Although usually a source of public statements for the Revolutionary Armed Forces of Colombia (FARC), the domain www.farc-ep.co has apparently been hacked, and is alternately leading to the page of a Buenos Aires night club called Fernet Friday or a notice claiming that the server is down.
Another site which has previously published FARC statements, www.anncol.info, was also offline Thursday, with a message in Swedish saying the account had been "disabled." Anncol, a Sweden-based information site commonly carries FARC communiques.
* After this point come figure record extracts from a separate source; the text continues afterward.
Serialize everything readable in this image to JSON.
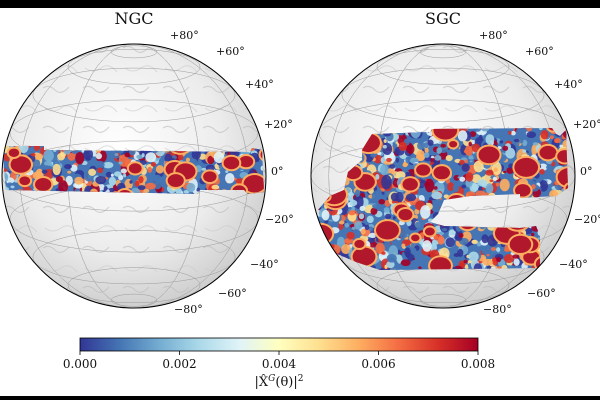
{
  "panels": [
    {
      "title": "NGC",
      "lat_labels": [
        "+80°",
        "+60°",
        "+40°",
        "+20°",
        "0°",
        "−20°",
        "−40°",
        "−60°",
        "−80°"
      ]
    },
    {
      "title": "SGC",
      "lat_labels": [
        "+80°",
        "+60°",
        "+40°",
        "+20°",
        "0°",
        "−20°",
        "−40°",
        "−60°",
        "−80°"
      ]
    }
  ],
  "colorbar": {
    "ticks": [
      "0.000",
      "0.002",
      "0.004",
      "0.006",
      "0.008"
    ],
    "label": "|X̂G(θ)|²",
    "label_parts": {
      "base": "|X̂",
      "sup": "G",
      "rest": "(θ)|",
      "exp": "2"
    },
    "colormap": [
      "#313695",
      "#4575b4",
      "#74add1",
      "#abd9e9",
      "#e0f3f8",
      "#ffffbf",
      "#fee090",
      "#fdae61",
      "#f46d43",
      "#d73027",
      "#a50026"
    ]
  }
}
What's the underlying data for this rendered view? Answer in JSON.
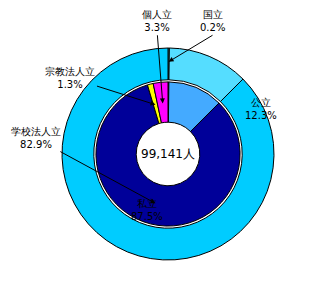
{
  "chart_data": [
    {
      "type": "pie",
      "categories": [
        "国立",
        "公立",
        "私立"
      ],
      "values": [
        0.2,
        12.3,
        87.5
      ],
      "value_labels": [
        "0.2%",
        "12.3%",
        "87.5%"
      ],
      "data_labels": true,
      "colors": [
        "#55ffff",
        "#55ddff",
        "#00ccff"
      ],
      "annotations": [
        {
          "text": "99,141人"
        }
      ]
    },
    {
      "type": "pie",
      "categories": [
        null,
        null,
        "学校法人立",
        "宗教法人立",
        "個人立"
      ],
      "values": [
        0.2,
        12.3,
        82.9,
        1.3,
        3.3
      ],
      "value_labels": [
        null,
        null,
        "82.9%",
        "1.3%",
        "3.3%"
      ],
      "data_labels": true,
      "colors": [
        "#1a1aff",
        "#44aaff",
        "#000099",
        "#ffff00",
        "#ff00ff"
      ]
    }
  ]
}
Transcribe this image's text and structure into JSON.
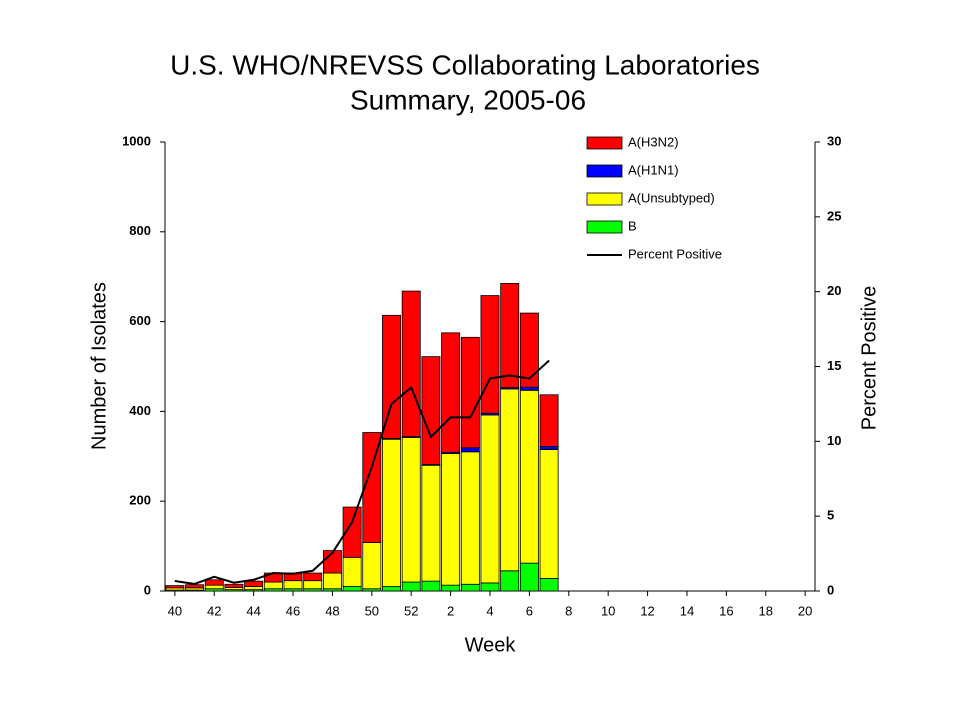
{
  "chart_data": {
    "type": "stacked_bar_line",
    "title": [
      "U.S. WHO/NREVSS Collaborating Laboratories",
      "Summary, 2005-06"
    ],
    "x_label": "Week",
    "y_label": "Number of Isolates",
    "y2_label": "Percent Positive",
    "categories": [
      "40",
      null,
      "42",
      null,
      "44",
      null,
      "46",
      null,
      "48",
      null,
      "50",
      null,
      "52",
      null,
      "2",
      null,
      "4",
      null,
      "6",
      null,
      "8",
      null,
      "10",
      null,
      "12",
      null,
      "14",
      null,
      "16",
      null,
      "18",
      null,
      "20"
    ],
    "series": [
      {
        "name": "B",
        "color": "#00ff00",
        "values": [
          2,
          2,
          5,
          3,
          3,
          5,
          5,
          5,
          5,
          10,
          5,
          10,
          20,
          22,
          13,
          15,
          18,
          45,
          62,
          28,
          null,
          null,
          null,
          null,
          null,
          null,
          null,
          null,
          null,
          null,
          null,
          null,
          null
        ]
      },
      {
        "name": "A(Unsubtyped)",
        "color": "#ffff00",
        "values": [
          5,
          5,
          8,
          5,
          7,
          15,
          18,
          18,
          35,
          65,
          103,
          328,
          322,
          258,
          293,
          295,
          374,
          405,
          385,
          287,
          null,
          null,
          null,
          null,
          null,
          null,
          null,
          null,
          null,
          null,
          null,
          null,
          null
        ]
      },
      {
        "name": "A(H1N1)",
        "color": "#0000ff",
        "values": [
          0,
          0,
          0,
          0,
          0,
          0,
          0,
          0,
          0,
          0,
          0,
          2,
          2,
          2,
          3,
          9,
          4,
          3,
          7,
          7,
          null,
          null,
          null,
          null,
          null,
          null,
          null,
          null,
          null,
          null,
          null,
          null,
          null
        ]
      },
      {
        "name": "A(H3N2)",
        "color": "#ff0000",
        "values": [
          5,
          7,
          12,
          7,
          12,
          20,
          17,
          17,
          50,
          112,
          245,
          274,
          324,
          240,
          266,
          246,
          262,
          232,
          165,
          115,
          null,
          null,
          null,
          null,
          null,
          null,
          null,
          null,
          null,
          null,
          null,
          null,
          null
        ]
      },
      {
        "name": "Percent Positive",
        "color": "#000000",
        "axis": "y2",
        "values": [
          0.67,
          0.47,
          0.95,
          0.55,
          0.75,
          1.2,
          1.15,
          1.35,
          2.55,
          4.6,
          8.3,
          12.5,
          13.6,
          10.3,
          11.6,
          11.6,
          14.2,
          14.4,
          14.2,
          15.4,
          null,
          null,
          null,
          null,
          null,
          null,
          null,
          null,
          null,
          null,
          null,
          null,
          null
        ]
      }
    ],
    "ylim": [
      0,
      1000
    ],
    "yticks": [
      0,
      200,
      400,
      600,
      800,
      1000
    ],
    "y2lim": [
      0,
      30
    ],
    "y2ticks": [
      0,
      5,
      10,
      15,
      20,
      25,
      30
    ],
    "legend": "upper right",
    "grid": false
  }
}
Fernet Friday has denied any part in the hack. “We wish to clarify that we have no connection with the FARC and are not responsible for this hack. We still do not know what technical problem could have caused this,” reads a message from the club posted on the site.
InSight Crime Analysis
The hack ocurred just as authorities and journalists are waiting for official word from the guerrilla’s seven-man ruling body, the Secretariat, on whether the group is indeed holding missing French journalist Romeo Langlois.
Langlois went missing on Saturday after the army and police troops he was accompanying on an anti narcotics mission came under attack by the FARC's 15th Front in Caqueta province. Four soldiers were killed but survivors said they saw Langlois turn himself in to the rebels, identifying himself as a journalist. On Tuesday a woman claiming to be a member of the FARC’s 15th Front telephoned a local journalist to say that the group was holding Langlois as a “prisoner of war.”
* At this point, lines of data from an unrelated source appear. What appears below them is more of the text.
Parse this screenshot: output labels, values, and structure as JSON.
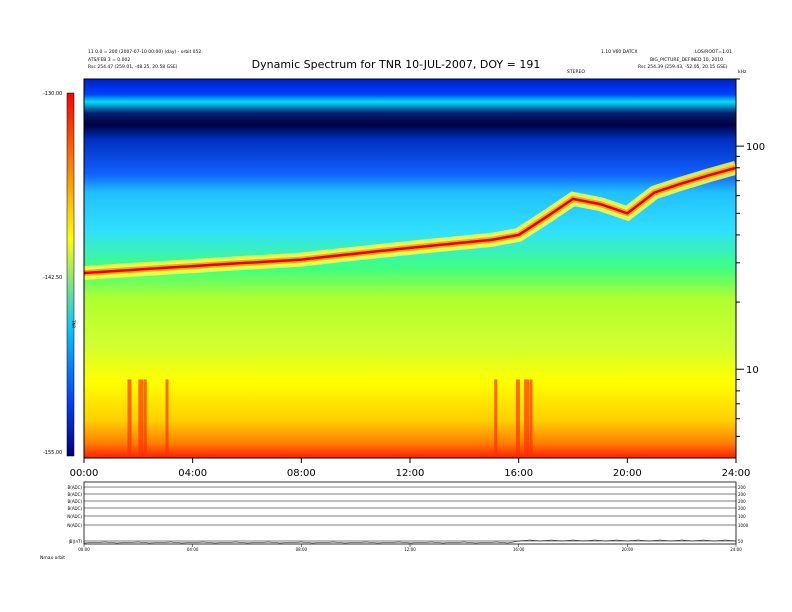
{
  "title": "Dynamic Spectrum for TNR 10-JUL-2007, DOY = 191",
  "header": {
    "left_line1": "11 0.0 = 200 (2007-07-10 00:00) (day) - orbit 052",
    "left_line2": "ATS/FEB 3 = 0.002",
    "left_line3": "Rsc   254.47 (259.01, -48.25, 20.58 GSE)",
    "right_line1": "1.10 V60 DATCX",
    "right_line2": "LOS/ROOT=1.01",
    "right_line3": "BIG_PICTURE_DEFINED 10, 2010",
    "right_line4": "Rsc   254.39 (259.43, -52.05, 20.15 GSE)",
    "dotted_marker": "STEREO",
    "freq_unit": "kHz"
  },
  "colorbar": {
    "title": "TNR",
    "top_label": "-130.00",
    "mid_label": "-142.50",
    "bottom_label": "-155.00",
    "colors": [
      "#ff0000",
      "#ff8000",
      "#ffff00",
      "#00c8ff",
      "#0040ff",
      "#000080"
    ]
  },
  "panels": {
    "labels": [
      "B(ADC)",
      "B(ADC)",
      "B(ADC)",
      "B(ADC)",
      "N(ADC)",
      "N(ADC)",
      "|B|(nT)"
    ],
    "right_labels": [
      "200",
      "200",
      "200",
      "200",
      "100",
      "1000",
      "50"
    ],
    "bottom_left": "Nmax   orbit"
  },
  "chart_data": {
    "type": "heatmap",
    "title": "Dynamic Spectrum for TNR 10-JUL-2007, DOY = 191",
    "xlabel": "",
    "ylabel": "kHz",
    "x_ticks": [
      "00:00",
      "04:00",
      "08:00",
      "12:00",
      "16:00",
      "20:00",
      "24:00"
    ],
    "x_range_hours": [
      0,
      24
    ],
    "y_scale": "log",
    "y_ticks": [
      10,
      100
    ],
    "y_range_khz": [
      4,
      200
    ],
    "color_scale_range": [
      -155,
      -130
    ],
    "plasma_line": {
      "hours": [
        0,
        1,
        2,
        3,
        4,
        5,
        6,
        7,
        8,
        9,
        10,
        11,
        12,
        13,
        14,
        15,
        16,
        17,
        18,
        19,
        20,
        21,
        22,
        23,
        24
      ],
      "khz": [
        27,
        27.5,
        28,
        28.5,
        29,
        29.5,
        30,
        30.5,
        31,
        32,
        33,
        34,
        35,
        36,
        37,
        38,
        40,
        48,
        58,
        55,
        50,
        62,
        68,
        74,
        80
      ]
    },
    "bottom_panel_x_ticks": [
      "00:00",
      "04:00",
      "08:00",
      "12:00",
      "16:00",
      "20:00",
      "24:00"
    ]
  }
}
Because this would seem to clash with the spirit of the rebels’ February announcement that they would no longer kidnap civilians, and because the rebels generally issue their statements in written form, the claim has been met with some skepticism. The FARC's website and Anncol were still online on Tuesday. Now with the FARC page and other sites that traditionally carry rebel messages down, a credible statement about Langlois’ alleged kidnapping may not come anytime soon.